Sudhalter attributed her father’s wariness of her joining the business to the treatment of women he saw during his time as a jazz musician.

“He saw the hard knocks, the sexist things that were happening,” she said. “He didn’t want me to be a part of that world because he thought it wasn’t very nice.”

At this point in her career, Sudhalter is happy to see how far jazz music has come in including women.

“There have always been great [female] jazz pianists and singers, and they were accepted. But [women who played] trumpets, saxophones, and trombones were discriminated against, and they were steered away from going into jazz,” she said.

But now — in part because of pioneers like Sudhalter — the jazz scene looks quite different.

“You see more and more [women] and New York has a huge presence,” she said. “Men have stopped excluding them in the band, their conversations and their general friendship. In my time, if they saw a woman they would immediately try to date you, make a pass at you, but not really include you.”

Sudhalter is not wearing rose-colored glasses when it comes to how far the industry still needs to go, however.
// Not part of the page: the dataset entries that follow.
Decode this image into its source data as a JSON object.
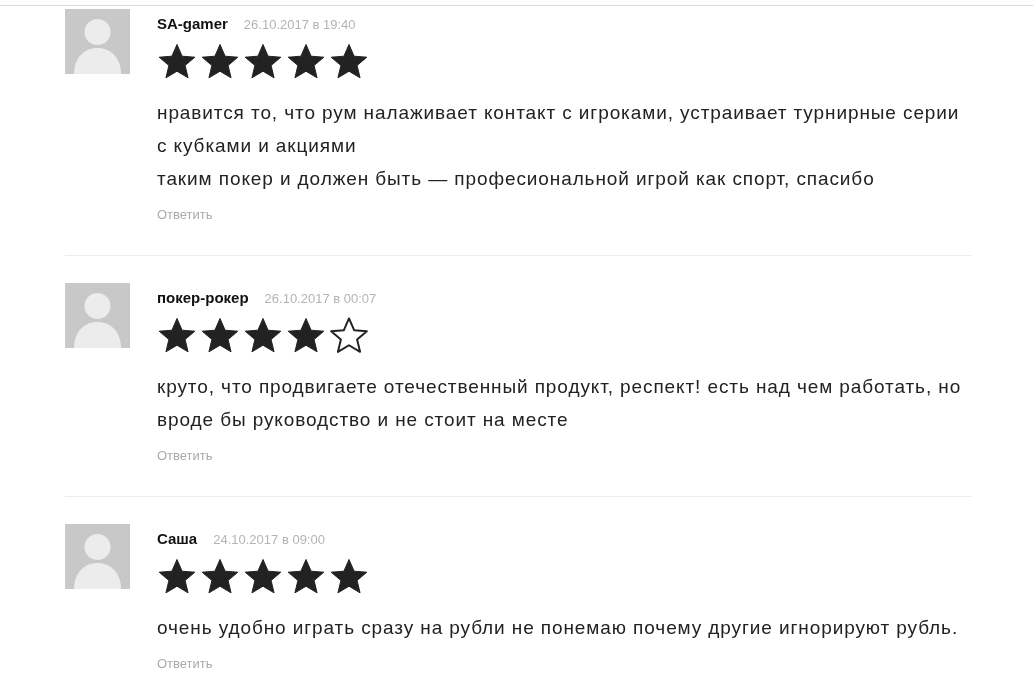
{
  "comments": [
    {
      "author": "SA-gamer",
      "date": "26.10.2017 в 19:40",
      "stars": 5,
      "paragraphs": [
        "нравится то, что рум налаживает контакт с игроками, устраивает турнирные серии с кубками и акциями",
        "таким покер и должен быть — професиональной игрой как спорт, спасибо"
      ],
      "reply": "Ответить"
    },
    {
      "author": "покер-рокер",
      "date": "26.10.2017 в 00:07",
      "stars": 4,
      "paragraphs": [
        "круто, что продвигаете отечественный продукт, респект! есть над чем работать, но вроде бы руководство и не стоит на месте"
      ],
      "reply": "Ответить"
    },
    {
      "author": "Саша",
      "date": "24.10.2017 в 09:00",
      "stars": 5,
      "paragraphs": [
        "очень удобно играть сразу на рубли не понемаю почему другие игнорируют рубль."
      ],
      "reply": "Ответить"
    }
  ]
}
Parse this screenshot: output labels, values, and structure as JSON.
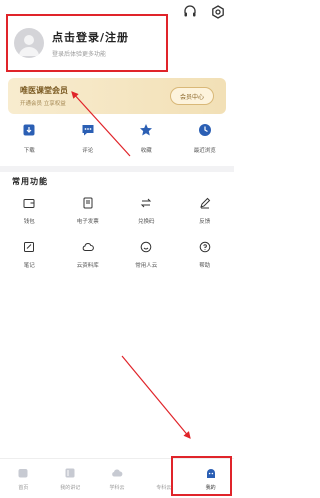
{
  "colors": {
    "accent": "#2b5fb4",
    "annotation": "#e0242a",
    "vip_bg": "#f4e6c2"
  },
  "topbar": {
    "icons": [
      "headset-icon",
      "settings-icon"
    ]
  },
  "profile": {
    "login_label": "点击登录/注册",
    "sub_label": "登录后体验更多功能"
  },
  "vip": {
    "title": "唯医课堂会员",
    "sub": "开通会员 立享权益",
    "button": "会员中心"
  },
  "quick": [
    {
      "label": "下载",
      "icon": "download-icon"
    },
    {
      "label": "评论",
      "icon": "comment-icon"
    },
    {
      "label": "收藏",
      "icon": "star-icon"
    },
    {
      "label": "最近浏览",
      "icon": "clock-icon"
    }
  ],
  "section": {
    "title": "常用功能"
  },
  "functions": [
    {
      "label": "钱包",
      "icon": "wallet-icon"
    },
    {
      "label": "电子发票",
      "icon": "invoice-icon"
    },
    {
      "label": "兑换码",
      "icon": "exchange-icon"
    },
    {
      "label": "反馈",
      "icon": "feedback-icon"
    },
    {
      "label": "笔记",
      "icon": "note-icon"
    },
    {
      "label": "云资料库",
      "icon": "cloud-icon"
    },
    {
      "label": "常用人云",
      "icon": "contacts-icon"
    },
    {
      "label": "帮助",
      "icon": "help-icon"
    }
  ],
  "tabs": [
    {
      "label": "首页",
      "icon": "home-icon"
    },
    {
      "label": "我的讲记",
      "icon": "notes-icon"
    },
    {
      "label": "学科云",
      "icon": "cloud-tab-icon"
    },
    {
      "label": "专科云",
      "icon": "specialty-icon"
    },
    {
      "label": "我的",
      "icon": "profile-icon"
    }
  ]
}
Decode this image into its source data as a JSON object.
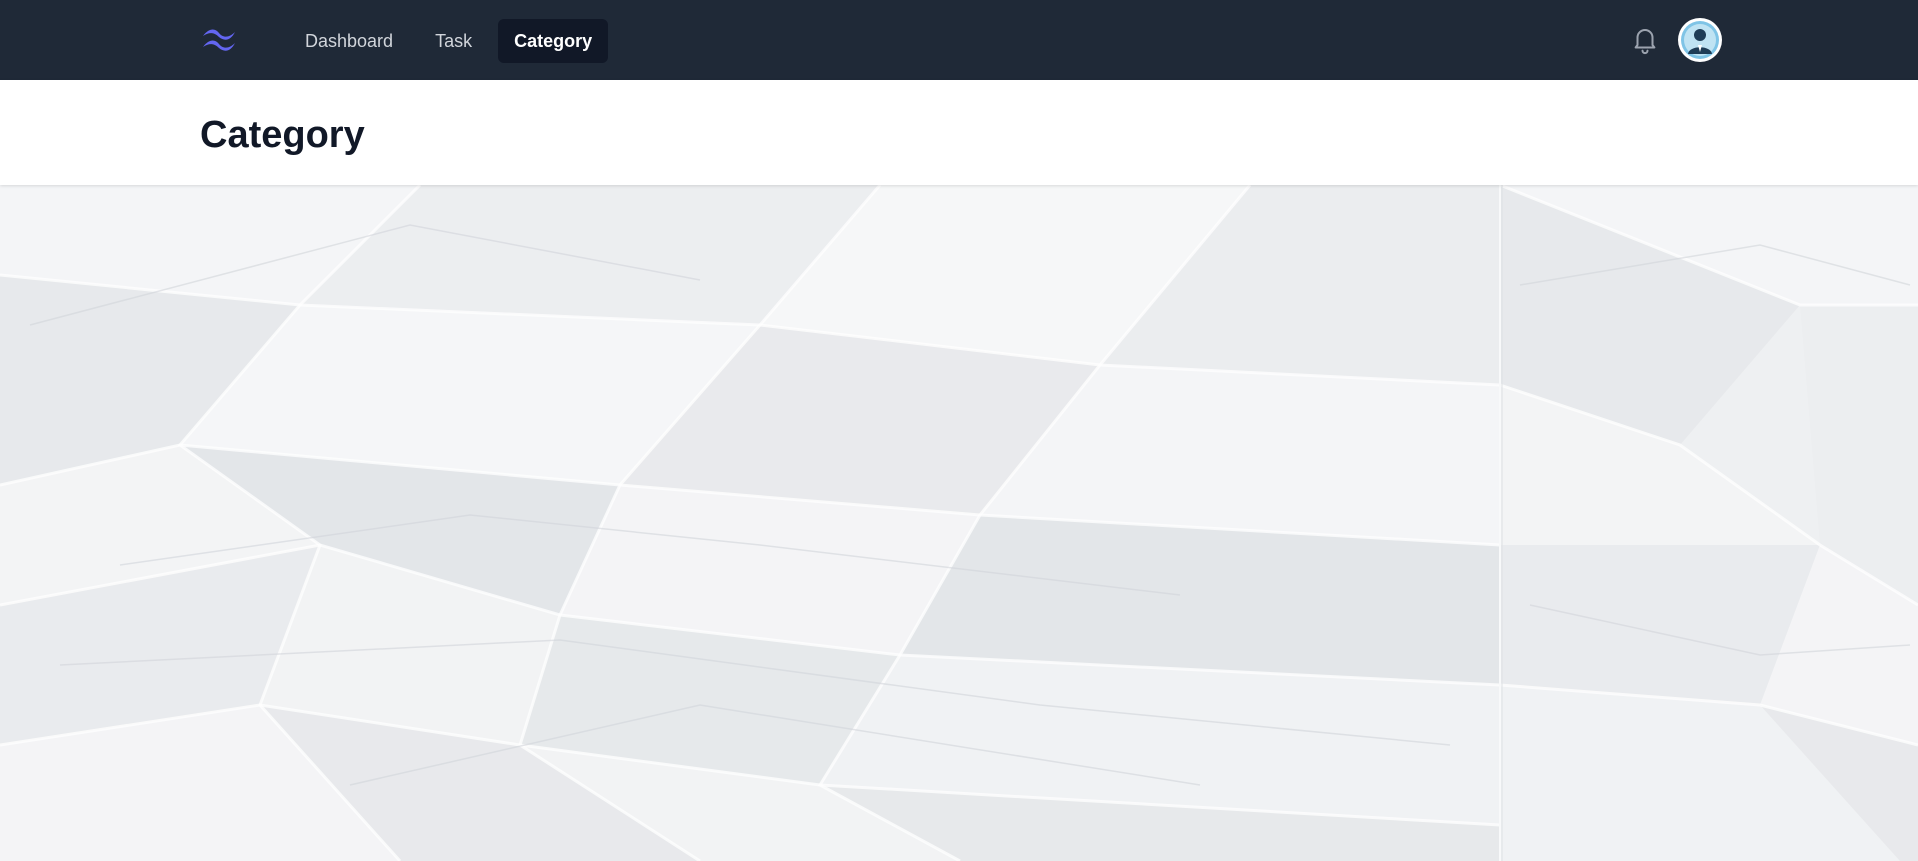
{
  "nav": {
    "logo_icon": "tailwind-wave-logo",
    "links": [
      {
        "label": "Dashboard",
        "active": false
      },
      {
        "label": "Task",
        "active": false
      },
      {
        "label": "Category",
        "active": true
      }
    ],
    "notification_icon": "bell-icon",
    "avatar_icon": "user-avatar"
  },
  "header": {
    "title": "Category"
  },
  "main": {
    "background": "crumpled-paper-texture"
  },
  "colors": {
    "navbar_bg": "#1f2937",
    "active_link_bg": "#111827",
    "logo_accent": "#6366f1",
    "title_text": "#111827"
  }
}
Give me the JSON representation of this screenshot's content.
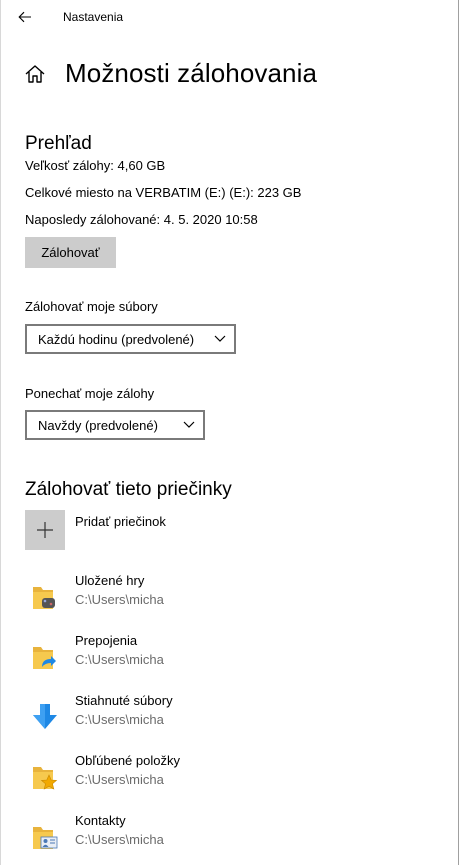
{
  "window": {
    "app_title": "Nastavenia"
  },
  "page": {
    "title": "Možnosti zálohovania"
  },
  "overview": {
    "heading": "Prehľad",
    "backup_size": "Veľkosť zálohy: 4,60 GB",
    "total_space": "Celkové miesto na VERBATIM (E:) (E:): 223 GB",
    "last_backup": "Naposledy zálohované: 4. 5. 2020 10:58",
    "backup_button": "Zálohovať"
  },
  "backup_frequency": {
    "label": "Zálohovať moje súbory",
    "selected": "Každú hodinu (predvolené)"
  },
  "keep_backups": {
    "label": "Ponechať moje zálohy",
    "selected": "Navždy (predvolené)"
  },
  "folders": {
    "heading": "Zálohovať tieto priečinky",
    "add_label": "Pridať priečinok",
    "items": [
      {
        "name": "Uložené hry",
        "path": "C:\\Users\\micha",
        "icon": "saved-games-folder-icon"
      },
      {
        "name": "Prepojenia",
        "path": "C:\\Users\\micha",
        "icon": "links-folder-icon"
      },
      {
        "name": "Stiahnuté súbory",
        "path": "C:\\Users\\micha",
        "icon": "downloads-arrow-icon"
      },
      {
        "name": "Obľúbené položky",
        "path": "C:\\Users\\micha",
        "icon": "favorites-folder-icon"
      },
      {
        "name": "Kontakty",
        "path": "C:\\Users\\micha",
        "icon": "contacts-folder-icon"
      }
    ]
  },
  "colors": {
    "button_gray": "#cccccc",
    "path_gray": "#6b6b6b",
    "download_blue": "#1e88e5",
    "folder_yellow": "#f6c94e"
  }
}
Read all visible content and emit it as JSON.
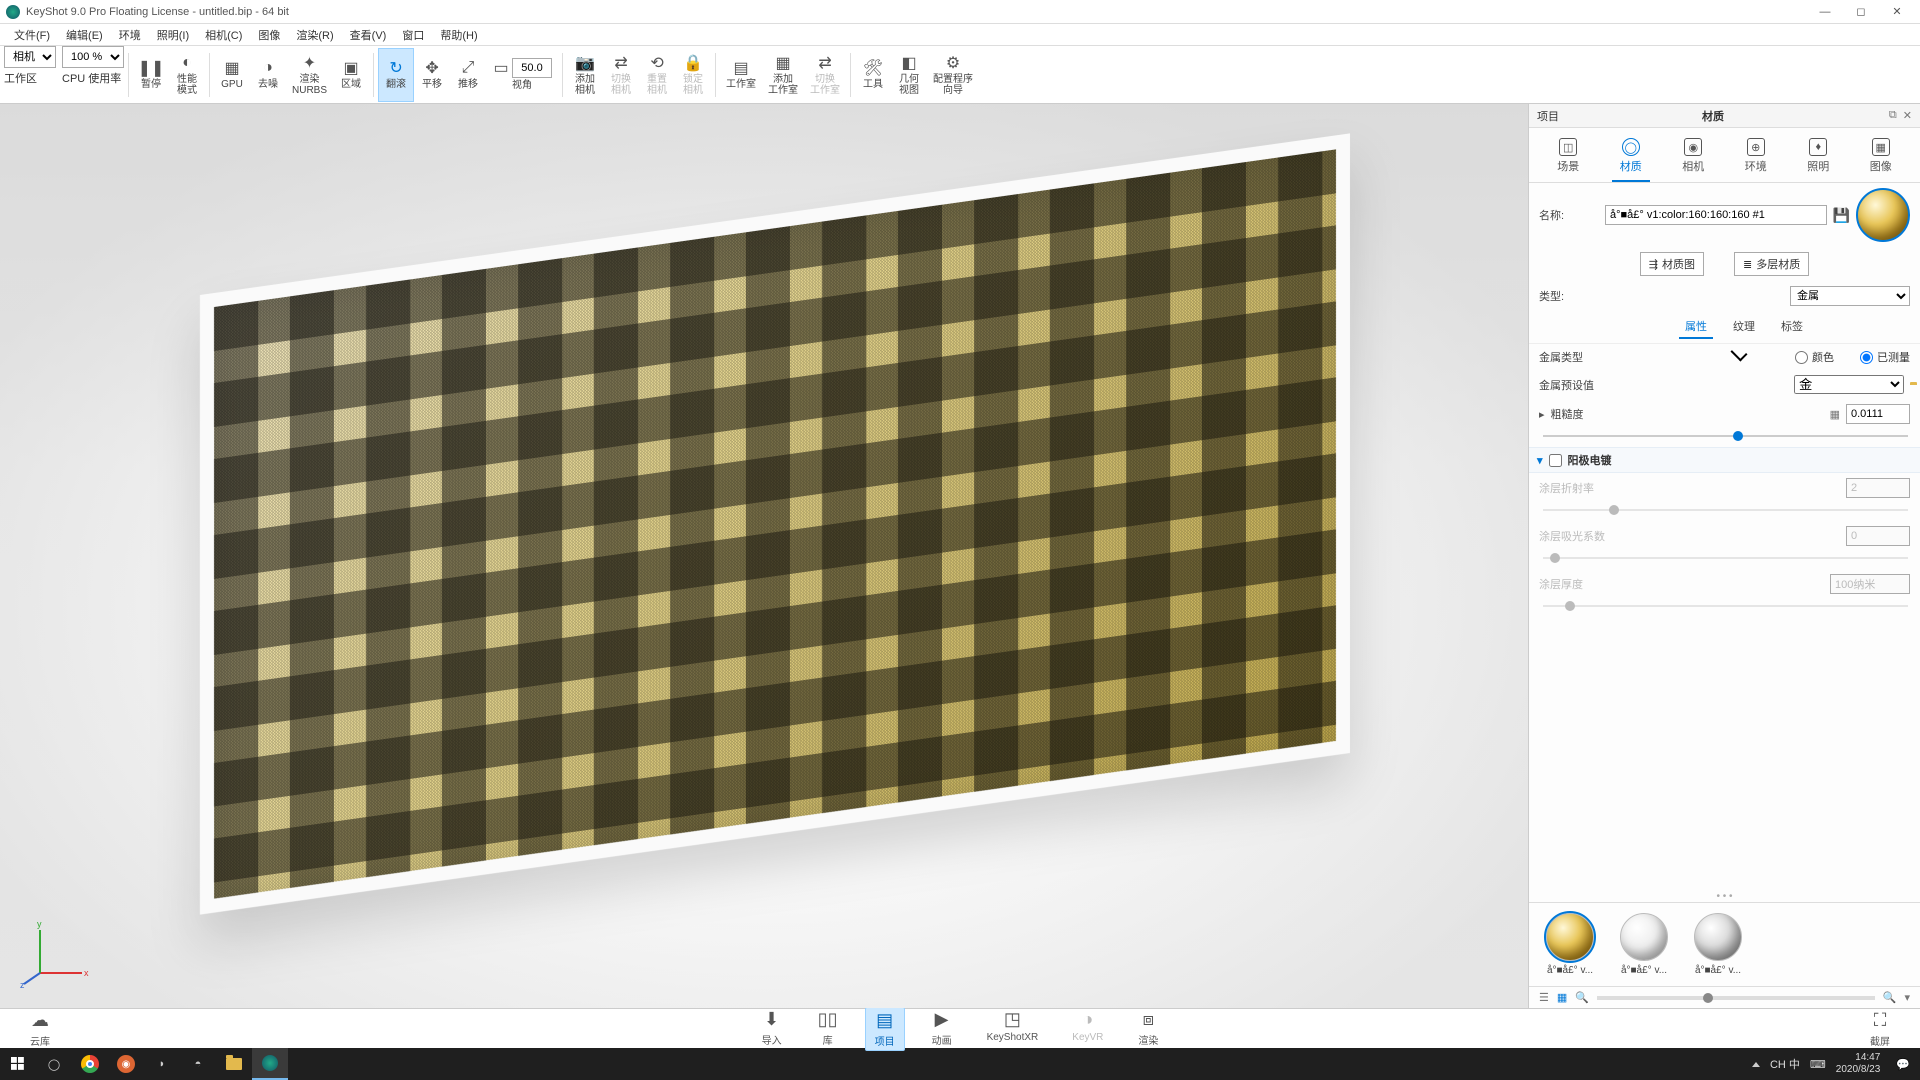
{
  "titlebar": {
    "title": "KeyShot 9.0 Pro Floating License  - untitled.bip  -  64 bit"
  },
  "menu": [
    "文件(F)",
    "编辑(E)",
    "环境",
    "照明(I)",
    "相机(C)",
    "图像",
    "渲染(R)",
    "查看(V)",
    "窗口",
    "帮助(H)"
  ],
  "toolbar": {
    "cameraSel": "相机",
    "zoomSel": "100 %",
    "items": {
      "pause": "暂停",
      "perf": "性能\n模式",
      "cpu": "CPU 使用率",
      "gpu": "GPU",
      "denoise": "去噪",
      "nurbs": "渲染\nNURBS",
      "region": "区域",
      "tumble": "翻滚",
      "pan": "平移",
      "dolly": "推移",
      "fov": "视角",
      "addcam": "添加\n相机",
      "switchcam": "切换\n相机",
      "resetcam": "重置\n相机",
      "lockcam": "锁定\n相机",
      "studio": "工作室",
      "addstudio": "添加\n工作室",
      "switchstudio": "切换\n工作室",
      "tools": "工具",
      "geom": "几何\n视图",
      "wizard": "配置程序\n向导"
    },
    "workspace": "工作区",
    "fovValue": "50.0"
  },
  "panel": {
    "left": "项目",
    "title": "材质",
    "tabs": {
      "scene": "场景",
      "material": "材质",
      "camera": "相机",
      "env": "环境",
      "light": "照明",
      "image": "图像"
    },
    "nameLabel": "名称:",
    "nameValue": "å°■å£° v1:color:160:160:160 #1",
    "matGraph": "材质图",
    "multilayer": "多层材质",
    "typeLabel": "类型:",
    "typeValue": "金属",
    "subtabs": {
      "props": "属性",
      "tex": "纹理",
      "labels": "标签"
    },
    "metalType": "金属类型",
    "color": "颜色",
    "measured": "已测量",
    "preset": "金属预设值",
    "presetValue": "金",
    "rough": "粗糙度",
    "roughValue": "0.0111",
    "anodize": "阳极电镀",
    "ior": "涂层折射率",
    "iorValue": "2",
    "absorb": "涂层吸光系数",
    "absorbValue": "0",
    "thickness": "涂层厚度",
    "thicknessValue": "100纳米",
    "swatches": [
      {
        "name": "å°■å£° v...",
        "cls": "",
        "sel": true
      },
      {
        "name": "å°■å£° v...",
        "cls": "white",
        "sel": false
      },
      {
        "name": "å°■å£° v...",
        "cls": "grey",
        "sel": false
      }
    ]
  },
  "dock": {
    "cloud": "云库",
    "import": "导入",
    "library": "库",
    "project": "项目",
    "anim": "动画",
    "xr": "KeyShotXR",
    "vr": "KeyVR",
    "render": "渲染",
    "screenshot": "截屏"
  },
  "taskbar": {
    "ime": "CH 中",
    "time": "14:47",
    "date": "2020/8/23"
  }
}
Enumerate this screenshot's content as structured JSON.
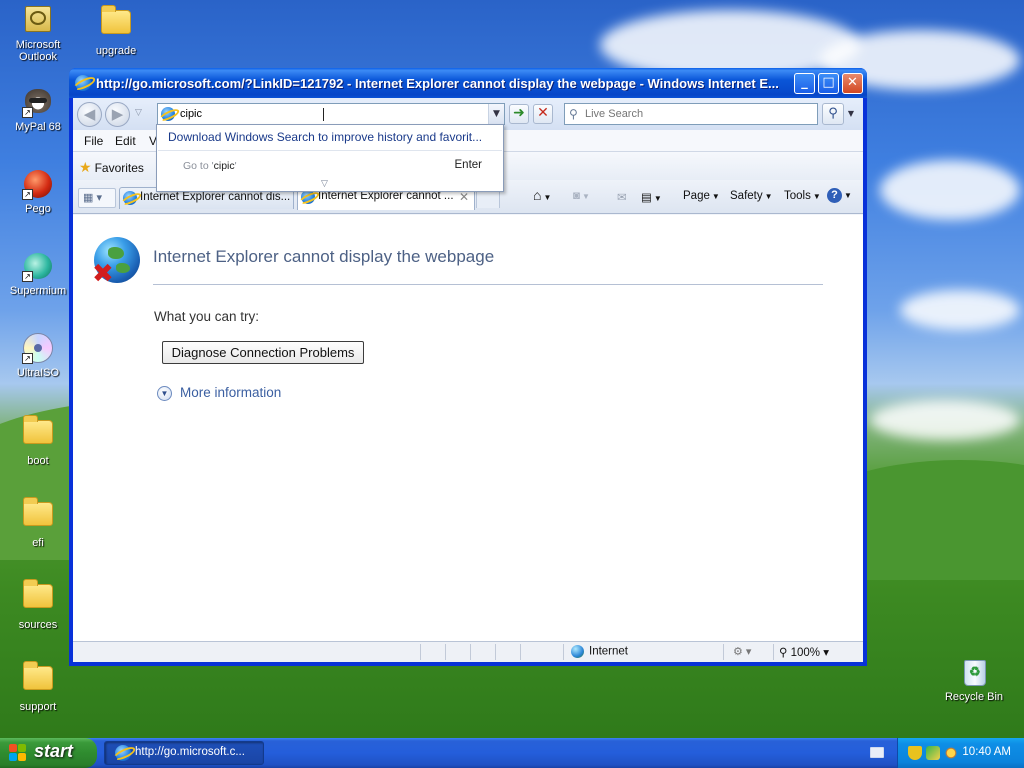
{
  "desktop": {
    "icons": [
      {
        "label": "Microsoft Outlook",
        "icon": "outlook-icon"
      },
      {
        "label": "upgrade",
        "icon": "folder-icon"
      },
      {
        "label": "MyPal 68",
        "icon": "mypal-icon"
      },
      {
        "label": "Pego",
        "icon": "pego-icon"
      },
      {
        "label": "Supermium",
        "icon": "supermium-icon"
      },
      {
        "label": "UltraISO",
        "icon": "ultraiso-icon"
      },
      {
        "label": "boot",
        "icon": "folder-icon"
      },
      {
        "label": "efi",
        "icon": "folder-icon"
      },
      {
        "label": "sources",
        "icon": "folder-icon"
      },
      {
        "label": "support",
        "icon": "folder-icon"
      },
      {
        "label": "Recycle Bin",
        "icon": "recycle-bin-icon"
      }
    ]
  },
  "window": {
    "title": "http://go.microsoft.com/?LinkID=121792 - Internet Explorer cannot display the webpage - Windows Internet E...",
    "controls": {
      "minimize": "_",
      "maximize": "□",
      "close": "✕"
    }
  },
  "nav": {
    "back": "◀",
    "forward": "▶",
    "address_value": "cipic",
    "search_placeholder": "Live Search"
  },
  "menu": {
    "items": [
      "File",
      "Edit",
      "Vi"
    ]
  },
  "favorites": {
    "label": "Favorites"
  },
  "autocomplete": {
    "download_link": "Download Windows Search to improve history and favorit...",
    "goto_prefix": "Go to '",
    "goto_query": "cipic",
    "goto_suffix": "'",
    "enter": "Enter",
    "more_arrow": "▽"
  },
  "tabs": [
    {
      "title": "Internet Explorer cannot dis...",
      "active": false
    },
    {
      "title": "Internet Explorer cannot ...",
      "active": true
    }
  ],
  "commandbar": {
    "page": "Page",
    "safety": "Safety",
    "tools": "Tools"
  },
  "content": {
    "error_title": "Internet Explorer cannot display the webpage",
    "try_label": "What you can try:",
    "diagnose_button": "Diagnose Connection Problems",
    "more_info": "More information"
  },
  "statusbar": {
    "zone": "Internet",
    "zoom": "100%"
  },
  "taskbar": {
    "start": "start",
    "task_item": "http://go.microsoft.c...",
    "clock": "10:40 AM"
  }
}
“We are still underrepresented,” she said. “And in big bands, if you look at how proportional that is to how many women that are out there. There is still work to do.”

Sudhalter holds out hope for the next generation of women in jazz.

“Well, I hope for total self-realization for every woman. To get rid of all the self-deprecating feelings and the inadequacy — feelings that I had and really had to fight against — so that each woman can feel completely legitimized and free to pursue her complete career,” she said. “That’s the first part of it, so that self-esteem in women can become great enough so that they can pursue freely this field. So that they can feel adequate and up to it. The other side of it is full recognition from the rest of the music world — from guys, from the powers that be — of the potential of women and the inclusion of us in every ensemble and every field of music. It’s those two aspects, the internal and the external.”

Sudhalter is a catalyst to the change she wants to see, as the executive director of the Astoria Big Band and, since September, the bandleader at the Flushing Town Hall Jazz Jams sessions.